As confirmation hearings began this week for Supreme Court nominee Amy Coney Barrett, it seemed certain Americans would, with apologies to Shakespeare, be subject to a lot of sound and fury, signifying nothing.
Actually, that’s not entirely true. The hearings will signify one important thing, and that is that Congress has failed in its duty to craft effective compromise legislation on the most contentious issues of the day.
If a Democratic majority and Republican minority in both houses of Congress had worked hard to find a middle ground over contentious points in the Affordable Care Act a decade ago, both sides wouldn’t so eagerly look to the court to fix what they have refused to do. If either side had worked sincerely on immigration reform, the intersection of religious liberties and LGBTQ rights or a host of other issues, these hearings would not be so predictably overwrought.
Unfortunately, ideologues in both parties find that demagoguery and intractable differences are good for fundraising. They rally voters on promises that their party, once in power, will ensure the appointment of Supreme Court justices needed to overturn this or that law they were unwilling to legislate effectively.
Expect the campaign against Barrett to focus on claims she would help overturn the Affordable Care Act or the abortion rights guaranteed in Roe v. Wade. Senators will labor to tease out of her clues as to how she would decide such cases. They will pontificate and play to voters at home.

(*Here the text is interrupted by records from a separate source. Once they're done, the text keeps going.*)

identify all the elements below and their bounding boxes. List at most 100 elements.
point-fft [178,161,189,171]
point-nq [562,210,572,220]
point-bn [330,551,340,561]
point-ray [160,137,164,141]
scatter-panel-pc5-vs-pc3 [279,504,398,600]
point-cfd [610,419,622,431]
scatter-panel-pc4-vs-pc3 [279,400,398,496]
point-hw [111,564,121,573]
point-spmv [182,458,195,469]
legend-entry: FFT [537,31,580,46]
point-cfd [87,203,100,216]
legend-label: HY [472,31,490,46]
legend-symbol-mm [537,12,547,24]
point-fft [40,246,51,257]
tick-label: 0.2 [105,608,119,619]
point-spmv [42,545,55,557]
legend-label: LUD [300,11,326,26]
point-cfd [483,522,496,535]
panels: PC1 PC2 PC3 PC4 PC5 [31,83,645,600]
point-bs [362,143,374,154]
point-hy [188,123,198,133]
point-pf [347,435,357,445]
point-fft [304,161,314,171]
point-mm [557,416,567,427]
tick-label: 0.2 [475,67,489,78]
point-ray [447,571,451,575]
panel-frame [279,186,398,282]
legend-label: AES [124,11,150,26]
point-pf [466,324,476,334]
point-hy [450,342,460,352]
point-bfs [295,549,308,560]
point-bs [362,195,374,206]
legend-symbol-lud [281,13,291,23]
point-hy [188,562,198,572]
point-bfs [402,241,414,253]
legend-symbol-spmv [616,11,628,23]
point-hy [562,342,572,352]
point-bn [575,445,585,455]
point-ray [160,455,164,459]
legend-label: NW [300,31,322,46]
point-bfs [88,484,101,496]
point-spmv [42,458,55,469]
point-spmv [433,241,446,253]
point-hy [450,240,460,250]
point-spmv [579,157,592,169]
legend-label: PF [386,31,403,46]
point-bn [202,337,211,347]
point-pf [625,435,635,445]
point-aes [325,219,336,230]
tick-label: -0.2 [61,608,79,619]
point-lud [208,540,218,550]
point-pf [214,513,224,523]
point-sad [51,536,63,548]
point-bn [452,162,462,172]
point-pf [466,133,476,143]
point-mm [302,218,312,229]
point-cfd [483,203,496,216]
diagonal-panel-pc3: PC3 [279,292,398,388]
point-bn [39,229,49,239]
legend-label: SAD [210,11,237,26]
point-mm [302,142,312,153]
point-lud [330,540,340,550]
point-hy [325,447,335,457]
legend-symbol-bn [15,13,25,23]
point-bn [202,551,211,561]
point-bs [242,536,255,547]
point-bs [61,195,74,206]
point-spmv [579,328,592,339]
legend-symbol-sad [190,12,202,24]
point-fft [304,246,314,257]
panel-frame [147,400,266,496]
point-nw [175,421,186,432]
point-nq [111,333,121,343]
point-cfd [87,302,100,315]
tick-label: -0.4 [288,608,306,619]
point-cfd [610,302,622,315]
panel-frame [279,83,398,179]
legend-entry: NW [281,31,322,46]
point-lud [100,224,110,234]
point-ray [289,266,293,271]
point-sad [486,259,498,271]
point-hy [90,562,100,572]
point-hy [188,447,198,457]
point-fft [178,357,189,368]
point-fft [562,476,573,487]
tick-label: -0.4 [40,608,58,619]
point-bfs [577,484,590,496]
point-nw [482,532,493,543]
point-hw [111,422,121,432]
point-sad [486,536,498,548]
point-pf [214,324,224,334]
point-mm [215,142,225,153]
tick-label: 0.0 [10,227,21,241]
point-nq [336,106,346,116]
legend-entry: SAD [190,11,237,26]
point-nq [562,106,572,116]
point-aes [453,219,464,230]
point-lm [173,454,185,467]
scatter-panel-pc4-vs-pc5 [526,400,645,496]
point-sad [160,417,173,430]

Democrats on the Senate judiciary committee are likely to unearth Barrett’s previous decisions on cases or statements on issues in an attempt to undermine her legitimacy. There may be references to her Catholic faith, either veiled or blatant, despite the Constitution’s explicit wording that “no religious test shall ever be required as a qualification to any office or public trust under the United States.”
It would be inappropriate for Barrett to prejudge any issue that might come before the court. Her job is to consider the facts of each case against the law and the Constitution. Senators should concern themselves with her fitness to do this, nothing more.
Absent from the hearings and protests will be any historical context, or any attempt to match the overheated worries of past confirmation hearings with actual outcomes.
In 2005, pro-choice groups rallied against the confirmation of John G. Roberts, the current chief justice. NARAL Pro-Choice America briefly aired an ad that accused Roberts of filing court briefs in support of a convicted abortion clinic bomber, insinuating that he would excuse violence because of his ideology.
Yet Roberts recently authored the court’s decision striking down a Louisiana law that would have required doctors to obtain admitting rights at a local hospital before performing abortions.
His reason was a legal term known as stare decisis, or the doctrine that the court should be bound by its own precedents. It’s a principle as important to many conservative jurists as judging cases against the original intent of the authors of a statute or the Constitution.
A majority of Republican-appointed justices has controlled the court for nearly a half century now, and yet Roe v. Wade still stands. Roberts authored a decision in 2012 that kept the Affordable Care Act alive. Such things are difficult to predict. Supreme Court appointments are for life, precisely because they should be above politics.
Elections, we are often reminded, have consequences. But those consequences ought to concern more than the future balance of the Supreme Court.
Voters elect lawmakers to make tough decisions and to solve the most important issues of the day. If that was truly happening, Supreme Court confirmation hearings wouldn’t be such useless theater.